Existence and multiplicity of normalized solutions to a large class of elliptic equations on bounded domains with general boundary conditions (2507.04624v1)

Abstract: In this paper, by adapting the perturbation method, we study the existence and multiplicity of normalized solutions for the following nonlinear Schr\"odinger equation $$ \left{ \begin{array}{ll} -\Delta u = \lambda u + f(u)\quad & \text{in } \Omega, \mathcal{B}{\alpha,\zeta,\gamma}u = 0 & \text{on } \partial \Omega, \int{\Omega} |u|^2\,dx = \mu, \end{array} \right. \leqno{(P)^\mu_{\alpha,\zeta,\gamma}} $$ where $\Omega \subset \mathbb{R}^N$ ($N \geq 1$) is a smooth bounded domain, $\mu>0$ is prescribed, $\lambda \in \mathbb{R}$ is a part of the unknown which appears as a Lagrange multiplier, $f,g:\mathbb{R} \to \mathbb{R}$ are continuous functions satisfying some technical conditions.

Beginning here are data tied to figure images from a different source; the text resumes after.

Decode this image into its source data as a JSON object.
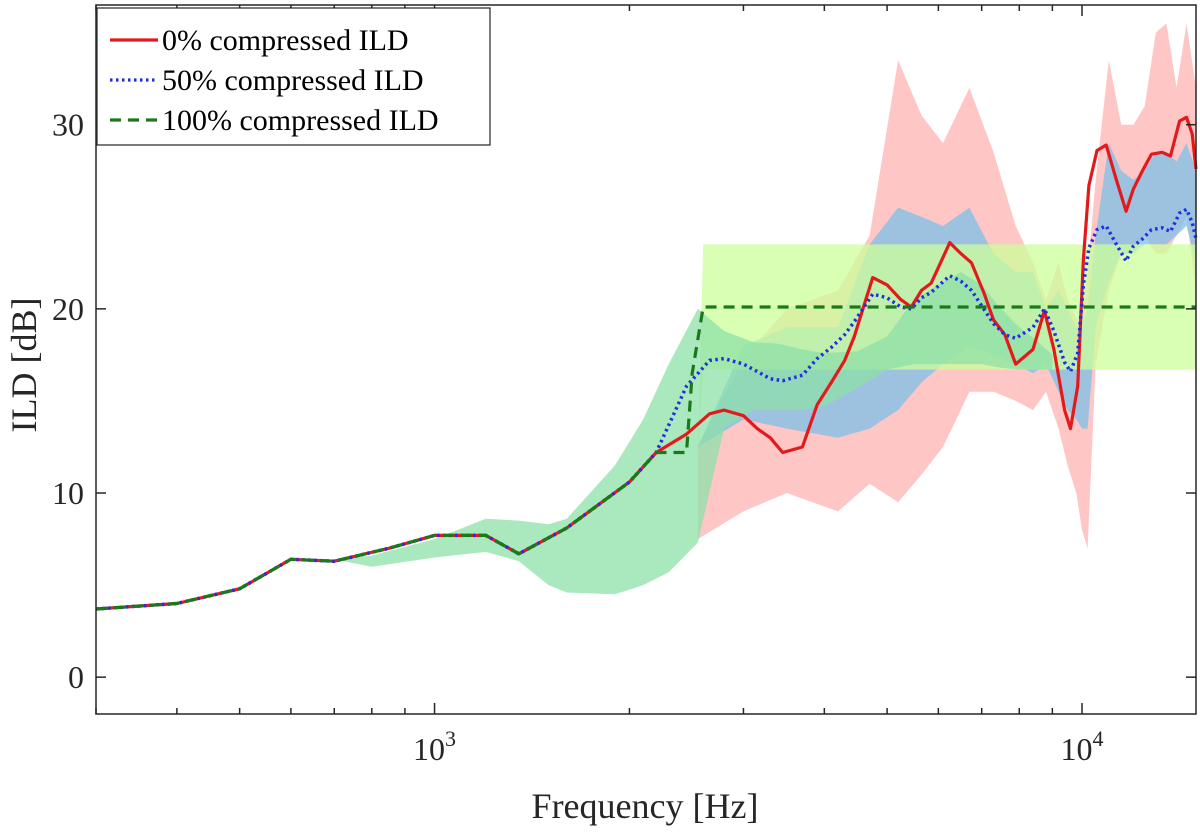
{
  "chart_data": {
    "type": "line",
    "xlabel": "Frequency [Hz]",
    "ylabel": "ILD [dB]",
    "xscale": "log",
    "xlim": [
      300,
      15000
    ],
    "ylim": [
      -2,
      36.5
    ],
    "yticks": [
      0,
      10,
      20,
      30
    ],
    "xticks_major": [
      {
        "value": 1000,
        "base": "10",
        "exp": "3"
      },
      {
        "value": 10000,
        "base": "10",
        "exp": "4"
      }
    ],
    "grid": false,
    "legend": "top-left",
    "series": [
      {
        "name": "0% compressed ILD",
        "color": "#e31a1c",
        "style": "solid",
        "x": [
          300,
          400,
          500,
          600,
          700,
          850,
          1000,
          1200,
          1350,
          1600,
          2000,
          2200,
          2450,
          2660,
          2800,
          3000,
          3150,
          3300,
          3450,
          3700,
          3900,
          4100,
          4300,
          4450,
          4750,
          5000,
          5250,
          5450,
          5650,
          5850,
          6250,
          6500,
          6750,
          7050,
          7300,
          7600,
          7900,
          8400,
          8750,
          9050,
          9400,
          9600,
          9850,
          10050,
          10250,
          10550,
          10900,
          11300,
          11700,
          12000,
          12400,
          12800,
          13300,
          13700,
          14150,
          14500,
          14800,
          15000
        ],
        "y": [
          3.7,
          4.0,
          4.8,
          6.4,
          6.3,
          7.0,
          7.7,
          7.7,
          6.7,
          8.1,
          10.6,
          12.2,
          13.2,
          14.3,
          14.5,
          14.2,
          13.5,
          13.0,
          12.2,
          12.5,
          14.8,
          16.0,
          17.2,
          18.5,
          21.7,
          21.3,
          20.5,
          20.1,
          21.0,
          21.4,
          23.6,
          23.0,
          22.5,
          20.9,
          19.4,
          18.6,
          17.0,
          17.8,
          19.9,
          17.8,
          14.5,
          13.5,
          15.8,
          22.7,
          26.7,
          28.6,
          28.9,
          27.0,
          25.3,
          26.5,
          27.5,
          28.4,
          28.5,
          28.3,
          30.2,
          30.4,
          29.5,
          27.6
        ]
      },
      {
        "name": "50% compressed ILD",
        "color": "#1f2fe0",
        "style": "dotted",
        "x": [
          300,
          400,
          500,
          600,
          700,
          850,
          1000,
          1200,
          1350,
          1600,
          2000,
          2200,
          2450,
          2660,
          2800,
          3000,
          3150,
          3300,
          3450,
          3700,
          3900,
          4100,
          4300,
          4450,
          4750,
          5000,
          5250,
          5450,
          5650,
          5850,
          6250,
          6500,
          6750,
          7050,
          7300,
          7600,
          7900,
          8400,
          8750,
          9050,
          9400,
          9600,
          9850,
          10050,
          10250,
          10550,
          10900,
          11300,
          11700,
          12000,
          12400,
          12800,
          13300,
          13700,
          14150,
          14500,
          14800,
          15000
        ],
        "y": [
          3.7,
          4.0,
          4.8,
          6.4,
          6.3,
          7.0,
          7.7,
          7.7,
          6.7,
          8.1,
          10.6,
          12.2,
          15.8,
          17.2,
          17.3,
          17.0,
          16.6,
          16.2,
          16.1,
          16.4,
          17.3,
          17.9,
          18.6,
          19.3,
          20.8,
          20.6,
          20.1,
          20.0,
          20.6,
          20.9,
          21.8,
          21.5,
          21.0,
          20.0,
          19.2,
          18.6,
          18.4,
          19.0,
          20.0,
          18.8,
          17.1,
          16.6,
          17.6,
          21.3,
          23.3,
          24.3,
          24.5,
          23.5,
          22.6,
          23.4,
          23.8,
          24.3,
          24.4,
          24.2,
          25.2,
          25.4,
          24.7,
          23.8
        ]
      },
      {
        "name": "100% compressed ILD",
        "color": "#1a7a1a",
        "style": "dashed",
        "x": [
          300,
          400,
          500,
          600,
          700,
          850,
          1000,
          1200,
          1350,
          1600,
          2000,
          2200,
          2450,
          2500,
          2600,
          15000
        ],
        "y": [
          3.7,
          4.0,
          4.8,
          6.4,
          6.3,
          7.0,
          7.7,
          7.7,
          6.7,
          8.1,
          10.6,
          12.2,
          12.2,
          16.5,
          20.1,
          20.1
        ]
      }
    ],
    "bands": [
      {
        "fill": "#ffb3b3",
        "x": [
          2550,
          3000,
          3500,
          4200,
          4700,
          5200,
          5650,
          6100,
          6700,
          7300,
          7900,
          8400,
          8800,
          9200,
          9500,
          9800,
          10000,
          10200,
          10500,
          11000,
          11500,
          12000,
          12500,
          13000,
          13500,
          14000,
          14500,
          15000
        ],
        "upper": [
          12.5,
          17.3,
          20.0,
          21.0,
          24.0,
          33.5,
          30.5,
          29.0,
          32.0,
          28.5,
          24.5,
          22.5,
          20.5,
          22.5,
          20.5,
          19.5,
          19.5,
          22.0,
          27.0,
          33.5,
          30.0,
          30.0,
          31.0,
          35.0,
          35.5,
          32.0,
          35.5,
          32.0
        ],
        "lower": [
          7.5,
          9.0,
          10.0,
          9.0,
          10.5,
          9.5,
          11.0,
          12.5,
          15.5,
          15.5,
          15.0,
          14.5,
          15.5,
          13.5,
          11.5,
          10.0,
          8.0,
          7.0,
          17.0,
          21.0,
          23.0,
          23.0,
          24.0,
          23.0,
          23.0,
          24.0,
          25.0,
          21.0
        ]
      },
      {
        "fill": "#7cc0e8",
        "x": [
          2550,
          3000,
          3500,
          4200,
          4700,
          5200,
          5650,
          6100,
          6700,
          7300,
          7900,
          8400,
          8800,
          9200,
          9500,
          9800,
          10000,
          10200,
          10500,
          11000,
          11500,
          12000,
          12500,
          13000,
          13500,
          14000,
          14500,
          15000
        ],
        "upper": [
          12.5,
          18.0,
          19.0,
          19.0,
          23.5,
          25.5,
          25.0,
          24.5,
          25.5,
          23.0,
          22.0,
          22.0,
          20.0,
          21.0,
          20.0,
          19.0,
          19.0,
          20.0,
          24.0,
          29.0,
          27.5,
          27.0,
          27.5,
          28.5,
          28.5,
          28.0,
          29.0,
          27.5
        ],
        "lower": [
          12.5,
          14.0,
          13.5,
          13.0,
          13.5,
          14.5,
          16.0,
          17.0,
          18.0,
          17.5,
          17.0,
          16.5,
          17.0,
          15.5,
          14.5,
          14.0,
          13.5,
          13.5,
          19.0,
          21.5,
          23.0,
          23.0,
          23.5,
          23.5,
          23.5,
          24.0,
          24.5,
          22.5
        ]
      },
      {
        "fill": "#ccff99",
        "x": [
          2550,
          2600,
          15000
        ],
        "upper": [
          12.2,
          23.5,
          23.5
        ],
        "lower": [
          12.2,
          16.7,
          16.7
        ]
      },
      {
        "fill": "#8ee0a8",
        "x": [
          300,
          700,
          800,
          1000,
          1200,
          1350,
          1500,
          1600,
          1900,
          2100,
          2300,
          2550,
          2800,
          3100,
          3400,
          3700,
          4000,
          4500,
          5000,
          5500,
          6000,
          6500,
          7000,
          7500,
          8000,
          8500,
          9000
        ],
        "upper": [
          3.7,
          6.4,
          6.6,
          7.5,
          8.6,
          8.5,
          8.3,
          8.6,
          11.5,
          14.0,
          17.0,
          20.0,
          18.8,
          18.2,
          18.1,
          17.8,
          17.6,
          17.7,
          18.5,
          20.5,
          21.3,
          22.0,
          21.3,
          20.0,
          19.0,
          18.3,
          17.5
        ],
        "lower": [
          3.7,
          6.4,
          6.0,
          6.5,
          6.8,
          6.3,
          5.0,
          4.6,
          4.5,
          5.0,
          5.7,
          7.3,
          13.5,
          14.5,
          14.5,
          14.5,
          14.7,
          15.7,
          16.7,
          17.0,
          17.0,
          17.0,
          17.0,
          16.8,
          16.7,
          16.7,
          16.7
        ]
      }
    ]
  }
}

The boundary operator $\mathcal{B}{\alpha,\zeta,\gamma}$ is defined by $$ \mathcal{B}{\alpha,\zeta,\gamma}u=\alpha u+\zeta \frac{\partial u}{\partial \eta }-\gamma g(u), $$ where $\alpha,\zeta,\gamma \in {0,1}$ and $\eta$ denotes the outward unit normal on $\partial\Omega$. Moreover, we highlight several further applications of our approach, including the nonlinear Schr\"{o}dinger equations with critical exponential growth in $\mathbb{R}^{2}$, the nonlinear Schr\"{o}dinger equations with magnetic fields, the biharmonic equations, and the Choquard equations, among others.